Appellate procedure in parental-termination cases
In re K.C.B., No. 07-168 (per curiam). As a prerequisite to appeal in a parental-termination case, the Texas Family Code requires a party to file a statement for the points on which they intend to appeal. Here, the party did that — but the statement was left out of the clerk’s record. The Court ultimately holds that the court of appeals should have permitted an amendment of the clerk’s record — even on rehearing — to include that statement and thus to permit the appeal.
You should probably not be tempted in your own civil cases to try to supplement the clerk’s record on rehearing. The Court makes plain in its closing paragraphs that:
Given the constitutional dimensions of the “fundamental liberty interest of natural parents in the care, custody, and management of their child,” Santosky v. Kramer, 455 U.S. 745, 753 (1982), justice is not served when a case like this, ripe for determination on the merits, is decided on “a procedural technicality” that can easily be corrected, Silk [v. Terrill], 898 S.W.2d [764,] 766 [Tex. (1995) (per curiam)].
Grants in new cases
The Supreme Court of Texas also granted the petitions for review in five new cases, with oral argument dates to be determined at a later time. (( I also plan to write a little more about these at a later time. I’m working on a new format for this blog’s “case notes” that should make case notes easier for me to create — and easier for readers to find and use. ))

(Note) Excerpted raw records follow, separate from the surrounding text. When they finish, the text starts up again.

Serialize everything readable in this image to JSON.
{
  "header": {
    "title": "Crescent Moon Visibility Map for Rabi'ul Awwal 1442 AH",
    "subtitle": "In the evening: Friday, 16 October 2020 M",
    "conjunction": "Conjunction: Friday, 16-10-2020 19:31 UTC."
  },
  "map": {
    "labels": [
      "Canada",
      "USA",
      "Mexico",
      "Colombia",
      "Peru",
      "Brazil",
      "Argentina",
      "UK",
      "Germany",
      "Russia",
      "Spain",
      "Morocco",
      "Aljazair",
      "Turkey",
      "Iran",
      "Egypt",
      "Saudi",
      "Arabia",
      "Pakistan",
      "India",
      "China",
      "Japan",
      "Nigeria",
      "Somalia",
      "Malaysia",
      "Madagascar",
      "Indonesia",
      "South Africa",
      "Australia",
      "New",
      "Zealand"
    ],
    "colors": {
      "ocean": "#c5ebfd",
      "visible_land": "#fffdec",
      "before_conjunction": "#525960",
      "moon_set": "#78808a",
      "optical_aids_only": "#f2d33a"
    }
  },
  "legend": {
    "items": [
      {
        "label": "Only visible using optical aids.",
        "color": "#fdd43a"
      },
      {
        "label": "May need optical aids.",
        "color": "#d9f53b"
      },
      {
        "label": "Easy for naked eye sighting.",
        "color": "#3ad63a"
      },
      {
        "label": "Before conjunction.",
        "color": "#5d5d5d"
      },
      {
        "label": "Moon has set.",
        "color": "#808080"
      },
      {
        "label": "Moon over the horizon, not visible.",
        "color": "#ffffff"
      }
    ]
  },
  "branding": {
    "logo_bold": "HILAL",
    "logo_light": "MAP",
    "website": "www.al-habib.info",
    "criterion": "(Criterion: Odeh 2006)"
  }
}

One grant worthy of note is Badiga v. Lopez, No. 05-0801 (court of appeals opinion), yet another medical-practice case about the new statute requiring early filing of expert reports. In Badiga, the parties argue over whether a trial court’s refusal to dismiss a case for failure to timely file an expert-witness report can be the subject of immediate interlocutory appeal. Sound familiar?
Today’s case presents the Court with an actual sighting of this rare bird, a species that in my view merits extinction, not conservation. Extensions forgive deficient reports, not absent ones. If a report is missed, not just amiss, courts are remiss if they do not dismiss.
This was Justice Willett’s concurrence in last week’s case Lewis v. Funderburk [my discussion of the case is here]. You may have also seen that last phrase featured this past week on the Sophistic Miltonian Serbonian Blog and Tex Parte.
In Lewis, a majority of the Court did not reach that legal question, concluding that the parties had not preserved or presented it. The Court will face the issue more squarely beginning with oral arguments in Badiga this fall. It remains to be seen if five Justices can agree on a similarly Seussian rule.